Jackson County

Ocean Springs looks at offering city building for dyslexia school

Students from the 3-D School in Petal visit the state Capitol in Jackson on a recent field trip.
Students from the 3-D School in Petal visit the state Capitol in Jackson on a recent field trip.

The city has identified five classrooms at the Taconi building on Government Street that could be used a for Coast campus of the 3-D School, a school and evaluation center for elementary students with dyslexia.

If all goes well Friday, the city and the school will agree to a lease that will start the ball rolling to establish the Coast campus.

The plan is to begin in August with three classes of second-, third-, and fourth-graders, 3-D’s director Cena Holifield said.

The school on the Coast will mirror that of the main campus in Petal, whose teachers are all certified dyslexia therapists. The 3-D School is a lab school for a William Carey University program that offers a master’s degree in dyslexia therapy, Holifield said.

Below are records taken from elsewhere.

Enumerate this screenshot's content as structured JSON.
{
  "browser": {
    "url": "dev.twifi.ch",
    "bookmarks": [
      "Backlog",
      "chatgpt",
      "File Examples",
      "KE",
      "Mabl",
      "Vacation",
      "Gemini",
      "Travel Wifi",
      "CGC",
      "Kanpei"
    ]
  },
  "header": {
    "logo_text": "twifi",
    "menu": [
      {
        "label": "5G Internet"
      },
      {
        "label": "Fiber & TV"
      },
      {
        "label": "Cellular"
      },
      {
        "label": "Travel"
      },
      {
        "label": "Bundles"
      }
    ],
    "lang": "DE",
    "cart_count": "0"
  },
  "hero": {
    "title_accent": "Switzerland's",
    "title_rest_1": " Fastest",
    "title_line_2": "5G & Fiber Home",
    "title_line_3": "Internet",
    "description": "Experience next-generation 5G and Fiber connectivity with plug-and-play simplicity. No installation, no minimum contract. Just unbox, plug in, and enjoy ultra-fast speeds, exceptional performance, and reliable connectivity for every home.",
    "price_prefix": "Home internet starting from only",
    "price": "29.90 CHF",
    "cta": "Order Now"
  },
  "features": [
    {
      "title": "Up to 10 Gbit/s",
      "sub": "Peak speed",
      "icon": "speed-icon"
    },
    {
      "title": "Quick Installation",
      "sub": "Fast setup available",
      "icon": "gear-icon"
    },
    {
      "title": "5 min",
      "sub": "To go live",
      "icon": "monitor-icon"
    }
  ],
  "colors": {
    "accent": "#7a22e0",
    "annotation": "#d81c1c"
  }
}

The teachers who come out of the program often work at the school as well. Holifield is the program’s director.

On Friday, the Board of Aldermen will discuss renting the Taconi rooms at cost to the nonprofit school, which means they pay for maintenance, utilities and other costs. The city could negotiate a lease of the five classrooms by next week.

The name 3-D is short for Dynamic Dyslexia Design School, which has been in Petal since 2008 and worked with hundreds of students whose primary diagnosis is dyslexia. Dyslexia is a disorder that involves difficulty reading or interpreting words, letters or numbers, but has nothing to do with intelligence.

Holifield told aldermen recently, “(Dyslexia) is a smart person’s issue” and one in five young students has it.

A number of Coast children have been going to Petal to attend 3-D’s three-year program. The tuition is $4,500 a year, but Holifield said state funding keeps that cost reasonable. “It’s less expensive than any other special-purpose school in the United States,” she said.

Alderman Mike Impey said this week on Facebook he’s looking forward to the city coming to an agreement that will establish the Coast campus.

“Her program is well-established,” he said of Holifield, “and speaking for myself, it would be an honor to have this school at the Taconi location.

“Land has been donated at Traditions on Highway 67 for a school. However, the building of an actual school is years away and right now, they need a good location.”

The board voted unanimously to have the city attorney and staff meet with Holifield’s staff and work things out, Impey said.

Holifield said if an agreement is reached Friday, she will spend the weekend setting the criteria for people interested in sending their children to the new campus.

She said evaluators already are testing children for the Coast school, and those already tested will have priority.

“The children can’t be accepted into the school without the proper testing,” she told the Sun Herald. “If parents are interested in their child attending, we have to hear from them.

The website will have guidelines and criteria, and enrollment details.

She stressed that dyslexia must be a child’s primary diagnosis.

“We’ll fill those classrooms up pretty quickly,” she said. “Taconi is a great location. It’s temporary, but it will serve us well for the next two to three years.”